Для обыденного сознания, когда-то неудачно столкнувшегося с научными методами естественных наук, достаточно чувства непознаваемости этих наук и, значит, их враждебности, чтобы приписать этим наукам мистические свойства. Оказывается, законы классической механики описывают и общество! Ба! Вот в чем дело! Поскольку о законах Ньютона и о достижениях Галилея обыватель имеет весьма смутное представление, постольку ему становится совершенно ясно, отчего же это он ничего не понимает ни в политике, ни в экономике. Гора с плеч! Вот оно — эффект Хлестакова в действии. А еще говорят, что из ничего ничто не появляется. Как же-с! Великое открытие — и исключительно из головы нашего «Философа», не утруждающего себя научным анализом фактов. Мы не будем здесь разворачивать доказательство обратного. Скажем только, что сначала достигает зрелости наука об обществе, и лишь потом могут достичь зрелости естественные науки, от биологии до физики. Поэтому скорее наоборот — глубоко осмыслить классическую механику можно только на основе достижений общественных наук, в первую очередь, разумеется, в области метода. Впрочем, наш бывший химик с физикой тоже не в ладах, в чем нам еще предстоит убедиться.

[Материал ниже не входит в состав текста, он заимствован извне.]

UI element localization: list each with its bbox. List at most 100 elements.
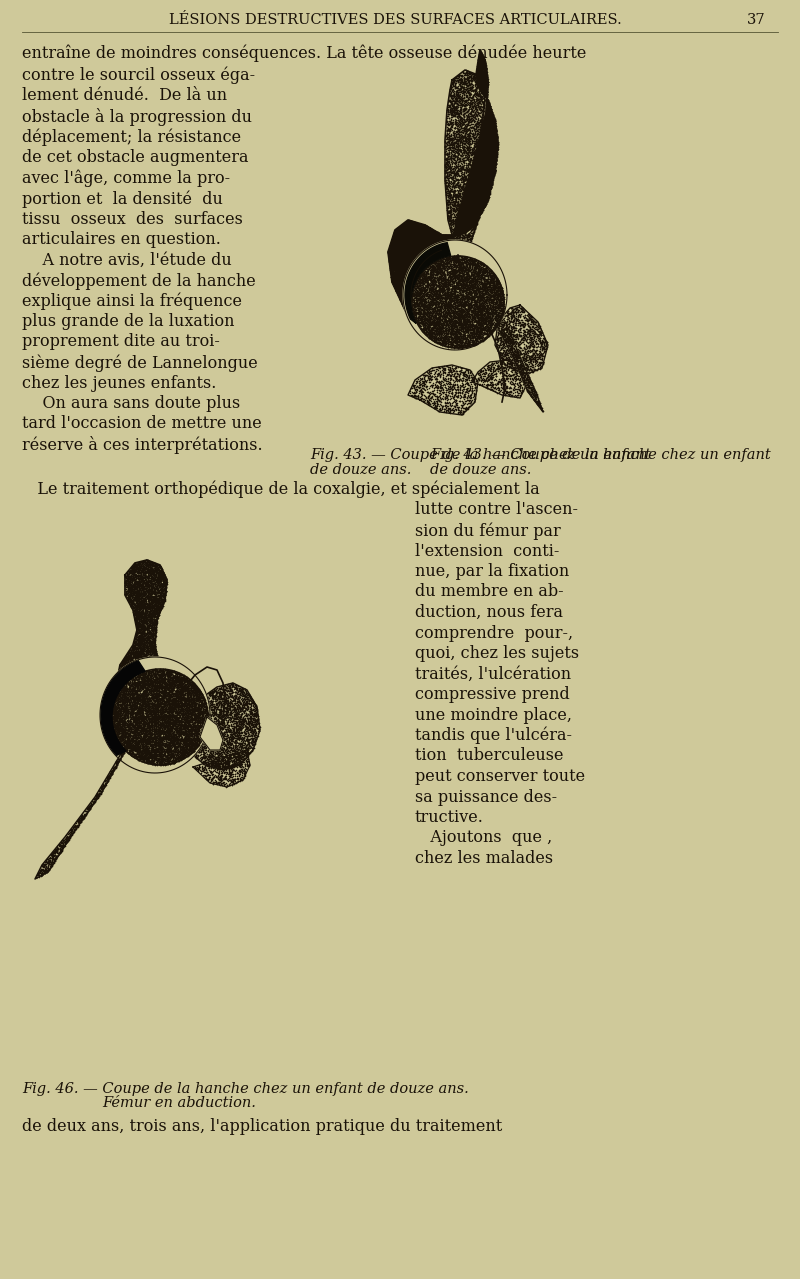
Point — [478, 194, 491, 215]
Point — [451, 279, 464, 299]
Point — [223, 680, 236, 701]
Point — [495, 313, 508, 334]
Point — [465, 330, 478, 350]
Point — [500, 326, 513, 347]
Point — [117, 706, 130, 726]
Point — [478, 162, 490, 183]
Point — [400, 286, 413, 307]
Point — [438, 334, 451, 354]
Point — [404, 302, 417, 322]
Point — [470, 81, 482, 101]
Point — [426, 228, 438, 248]
Point — [114, 729, 126, 749]
Point — [130, 558, 143, 578]
Point — [478, 56, 491, 77]
Point — [470, 130, 482, 151]
Point — [231, 703, 244, 724]
Point — [419, 229, 432, 249]
Point — [402, 288, 415, 308]
Point — [249, 733, 262, 753]
Point — [228, 732, 241, 752]
Point — [124, 573, 137, 593]
Point — [494, 307, 506, 327]
Point — [418, 313, 430, 334]
Point — [445, 276, 458, 297]
Point — [474, 252, 487, 272]
Point — [130, 743, 142, 764]
Point — [434, 263, 447, 284]
Point — [474, 146, 487, 166]
Point — [186, 684, 199, 705]
Point — [434, 324, 446, 344]
Point — [466, 77, 479, 97]
Point — [139, 579, 152, 600]
Point — [198, 693, 211, 714]
Point — [461, 198, 474, 219]
Point — [422, 244, 435, 265]
Point — [466, 174, 478, 194]
Point — [520, 375, 533, 395]
Point — [419, 252, 432, 272]
Point — [434, 289, 446, 310]
Point — [206, 700, 218, 720]
Point — [170, 712, 182, 733]
Point — [211, 743, 224, 764]
Point — [454, 362, 467, 382]
Point — [473, 55, 486, 75]
Point — [490, 143, 502, 164]
Point — [402, 221, 415, 242]
Point — [441, 248, 454, 269]
Point — [142, 730, 154, 751]
Point — [454, 65, 467, 86]
Point — [405, 303, 418, 324]
Point — [479, 58, 492, 78]
Point — [118, 711, 131, 732]
Point — [132, 593, 145, 614]
Point — [227, 746, 240, 766]
Point — [444, 230, 457, 251]
Point — [469, 208, 482, 229]
Point — [241, 691, 254, 711]
Point — [451, 298, 464, 318]
Point — [129, 744, 142, 765]
Point — [408, 298, 421, 318]
Point — [470, 116, 483, 137]
Point — [406, 297, 418, 317]
Point — [159, 721, 172, 742]
Point — [408, 256, 421, 276]
Point — [422, 320, 435, 340]
Point — [180, 705, 193, 725]
Point — [474, 114, 487, 134]
Point — [464, 143, 477, 164]
Point — [251, 709, 264, 729]
Point — [154, 561, 167, 582]
Point — [469, 115, 482, 136]
Point — [403, 225, 416, 246]
Point — [406, 217, 419, 238]
Point — [416, 267, 429, 288]
Point — [529, 349, 542, 370]
Point — [138, 687, 150, 707]
Point — [147, 666, 160, 687]
Point — [430, 327, 443, 348]
Point — [412, 257, 425, 278]
Point — [497, 290, 510, 311]
Point — [143, 638, 156, 659]
Point — [430, 278, 443, 298]
Point — [418, 321, 430, 341]
Point — [142, 709, 155, 729]
Point — [449, 331, 462, 352]
Point — [443, 292, 456, 312]
Point — [214, 751, 227, 771]
Point — [445, 251, 458, 271]
Point — [470, 168, 482, 188]
Point — [432, 247, 445, 267]
Point — [420, 217, 433, 238]
Point — [463, 271, 476, 292]
Point — [440, 274, 453, 294]
Point — [423, 313, 436, 334]
Point — [402, 242, 414, 262]
Point — [202, 730, 215, 751]
Point — [414, 223, 427, 243]
Point — [404, 272, 417, 293]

О, сила искренней глупости и обывательской самоуверенности! Обыденное сознание, не имеющее представления ни о каком другом, а потому уверенное в своей всепобеждающей силе, считает, что все должны служить ему. Обыватель уверен, что остро очиненное перо нужно поэту только затем, чтобы выковыривать из чернильницы дохлых мух. В ясности мысли, точности ее движения в трудах выдающегося мыслителя обыватель склонен видеть средство извлечения дохлых мыслей из обыденного сознания. Наш Хлестаков приврал изрядно, настолько, чтобы перевернуть суть дела. Сила мысли К. Маркса такова, что, возможно, при определенных общественных условиях даже у людей, отягощенных обыденным сознанием, вызывала ощущение того, что у них «открылись глаза». Причем именно потому, что у К. Маркса строго научное изложение. Языком обыденной жизни вряд ли вообще можно изложить теоретические взгляды, существенно не огрубив их. Это не значит, что язык науки сложен, а обыденный прост. Молодой К. Маркс сложен для восприятия в силу сложности языка, а зрелый — в силу сложности мысли, несмотря на ясность ее изложения. Недаром В.И. Ленин писал, что «никто из марксистов не понял Маркса 1/2 века спустя!!»[5]. Так что насчет чуда «открытых глаз» приврал наш «Выдающийся», наверное, себя имел в виду. Дескать, «читал Маркса... думаю, основные идеи от меня не ускользнули»[6]. Опять приврал...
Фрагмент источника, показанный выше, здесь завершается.